Сен-Дени замолчал. Он, как видно, сам почувствовал противоречие между сочувствием, которое выдавали эти слова, и единственным видом братства, которого жаждал сам, – братства со звездами… Но он знал и то, что противоречия – плата за все истины о человеке. Он пожал плечами:
– Но я вам надоел с Орсини. Уверен, что вас он не интересует, впрочем, это его удел, которым он не уставал возмущаться. Я знаю, что если давить на душу, как на тюбик с зубной пастой, то в конце концов можно получить несколько капель чистоты. Что ж, оставим, если хотите, Орсини в покое. Ему неуютно на этой высоте. Так вот, я ушел с террасы и направился к выходу. Под дурацкой триумфальной аркой, которая его украшает, я вдруг почувствовал, что меня кто-то взял за руку. Я выругался: чернокожие девушки, а то и парни иногда приходят сюда предлагать свои услуги, наспех оказываемые тут же, между пустыми прилавками базара. Но это была Минна.
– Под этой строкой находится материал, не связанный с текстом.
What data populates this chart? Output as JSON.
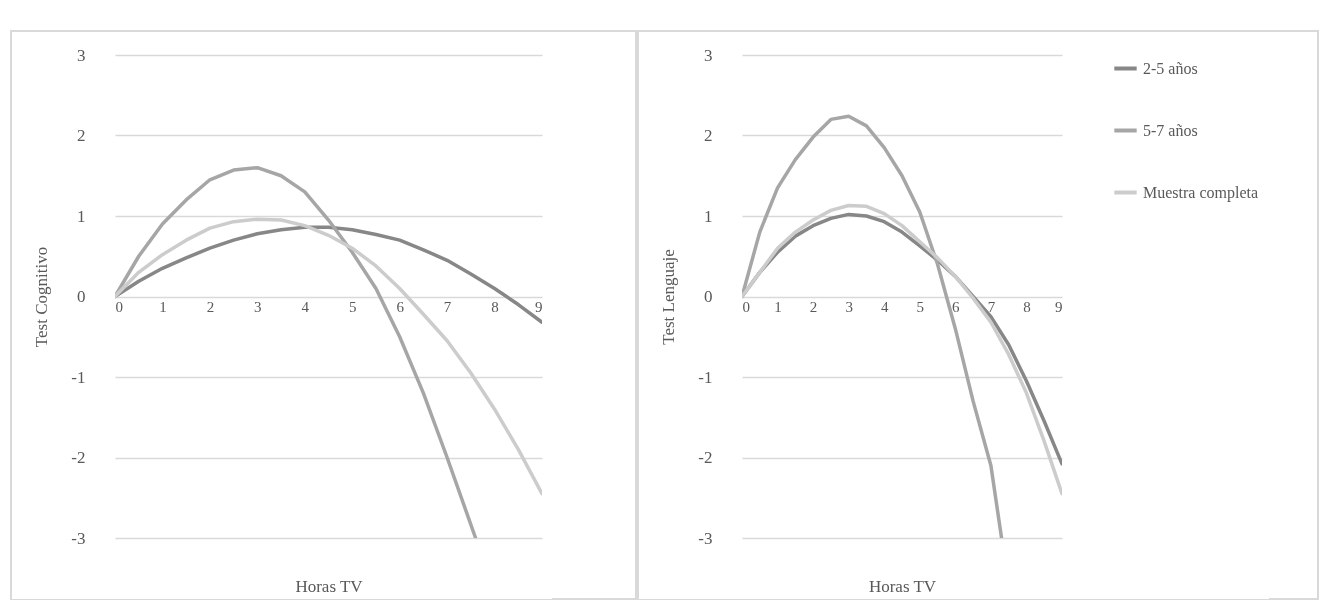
{
  "chart_data": [
    {
      "type": "line",
      "xlabel": "Horas TV",
      "ylabel": "Test Cognitivo",
      "x": [
        0,
        0.5,
        1,
        1.5,
        2,
        2.5,
        3,
        3.5,
        4,
        4.5,
        5,
        5.5,
        6,
        6.5,
        7,
        7.5,
        8,
        8.5,
        9
      ],
      "series": [
        {
          "color": "#878787",
          "values": [
            0,
            0.19,
            0.35,
            0.48,
            0.6,
            0.7,
            0.78,
            0.83,
            0.86,
            0.86,
            0.83,
            0.77,
            0.7,
            0.58,
            0.45,
            0.28,
            0.1,
            -0.1,
            -0.32
          ]
        },
        {
          "color": "#a6a6a6",
          "x": [
            0,
            0.5,
            1,
            1.5,
            2,
            2.5,
            3,
            3.5,
            4,
            4.5,
            5,
            5.5,
            6,
            6.5,
            7,
            7.6
          ],
          "values": [
            0,
            0.5,
            0.9,
            1.2,
            1.45,
            1.57,
            1.6,
            1.5,
            1.3,
            0.95,
            0.55,
            0.1,
            -0.5,
            -1.2,
            -2.0,
            -3.0
          ]
        },
        {
          "color": "#cccccc",
          "values": [
            0,
            0.3,
            0.52,
            0.7,
            0.85,
            0.93,
            0.96,
            0.95,
            0.88,
            0.76,
            0.6,
            0.38,
            0.1,
            -0.22,
            -0.55,
            -0.95,
            -1.4,
            -1.9,
            -2.45
          ]
        }
      ],
      "xlim": [
        0,
        9
      ],
      "xticks": [
        0,
        1,
        2,
        3,
        4,
        5,
        6,
        7,
        8,
        9
      ],
      "ylim": [
        -3,
        3
      ],
      "yticks": [
        -3,
        -2,
        -1,
        0,
        1,
        2,
        3
      ],
      "grid": "y"
    },
    {
      "type": "line",
      "xlabel": "Horas TV",
      "ylabel": "Test Lenguaje",
      "x": [
        0,
        0.5,
        1,
        1.5,
        2,
        2.5,
        3,
        3.5,
        4,
        4.5,
        5,
        5.5,
        6,
        6.5,
        7,
        7.5,
        8,
        8.5,
        9
      ],
      "series": [
        {
          "name": "2-5 años",
          "color": "#878787",
          "values": [
            0,
            0.3,
            0.55,
            0.75,
            0.88,
            0.97,
            1.02,
            1.0,
            0.93,
            0.8,
            0.63,
            0.45,
            0.25,
            0.0,
            -0.25,
            -0.6,
            -1.05,
            -1.55,
            -2.08
          ]
        },
        {
          "name": "5-7 años",
          "color": "#a6a6a6",
          "x": [
            0,
            0.5,
            1,
            1.5,
            2,
            2.5,
            3,
            3.5,
            4,
            4.5,
            5,
            5.5,
            6,
            6.5,
            7,
            7.3
          ],
          "values": [
            0,
            0.8,
            1.35,
            1.7,
            1.98,
            2.2,
            2.24,
            2.12,
            1.85,
            1.5,
            1.05,
            0.4,
            -0.4,
            -1.3,
            -2.1,
            -3.0
          ]
        },
        {
          "name": "Muestra completa",
          "color": "#cccccc",
          "values": [
            0,
            0.3,
            0.6,
            0.8,
            0.95,
            1.07,
            1.13,
            1.12,
            1.03,
            0.88,
            0.68,
            0.48,
            0.25,
            -0.02,
            -0.32,
            -0.72,
            -1.2,
            -1.8,
            -2.45
          ]
        }
      ],
      "xlim": [
        0,
        9
      ],
      "xticks": [
        0,
        1,
        2,
        3,
        4,
        5,
        6,
        7,
        8,
        9
      ],
      "ylim": [
        -3,
        3
      ],
      "yticks": [
        -3,
        -2,
        -1,
        0,
        1,
        2,
        3
      ],
      "grid": "y",
      "legend": "right"
    }
  ]
}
«Можно с вами поговорить?» У меня не было особого желания с ней разговаривать. С тех пор как я впервые ее увидел, приехав в Форт-Лами, я избегал с ней беседовать и даже слишком часто на нее смотреть. Живу один, в чаще, безо всяких воспоминаний, и мне вредно возвращаться в глушь на девять месяцев, имея перед собой образ такой девушки. Тут вот скребет, скребет, до того, что уж думаешь, правильно ли ты прожил свою жизнь, не проворонил ли ее? Я ответил Минне, что да, с удовольствием! Надеюсь, отец мой, вы оцените, какая у меня сильная натура? Я не робею перед опасностью.
Она повела меня в свою комнату. Отель «Чадьен» построен в пышном стиле колониальной выставки 1937 года, и ее комната была на верхней площадке винтовой лестницы, в одной из двух башен, на которые опиралась триумфальная арка – я о ней упоминал. Должен отметить, что Минна устроила свою комнату с большим вкусом. Можно вообразить, как бы она обставила свой настоящий дом, home, как говорят англичане. Что ж…
– Сюда они никогда не приходят, – сказала она, – никогда.
Она смотрела на меня внимательно, даже с каким-то вызовом, явно готовясь защищаться или оправдываться, но я вовсе не желал обсуждать подобные вопросы – какое это имело значение? Помню, меня больше всего поразили рисунки, пришпиленные к стенам; они пробудили во мне смутные воспоминания детства и даже память о родителях. Да, подумал я, она права, что никого сюда не пускает. Это могло бы смутить клиентов, поумерить их пыл. Как видите, я был не слишком добродушно настроен. Я повернулся к этой высокой молодой женщине с шапкой светлых волос, к этой немке – что сразу бросалось в глаза, – с очень бледным лицом и глазами – как бы это получше выразиться? – не имевшими со всем, что вокруг, ничего общего. Мне вдруг захотелось спросить ее: да что же вы здесь делаете? Как вы сюда попали?
Такой вопрос в Чаде можно задать многим, поэтому его никогда и не задают. Мне к тому же показалось, что она малость выпила. Глаза у нее блестели, веки слегка покраснели, лицо горело от возбуждения; она уже не сдерживалась, не скрывала своих чувств, как только что внизу, на террасе, на виду у посетителей. В ее манере не было и следа покорности, и она больше не куталась в шаль, словно это ее единственная защита, а высоко держала голову, чуть ли не с торжеством, да и с вызовом тоже. Не знаю почему, но я вдруг почувствовал антипатию, нечто вроде физического отвращения. Она мерила комнату быстрыми шагами, двигалась резко, почти как автомат. Будто спешила. На столе стояла бутылка коньяку и один бокал. Я пристально поглядел на бутылку, но Минна с презрительной улыбкой покачала головой.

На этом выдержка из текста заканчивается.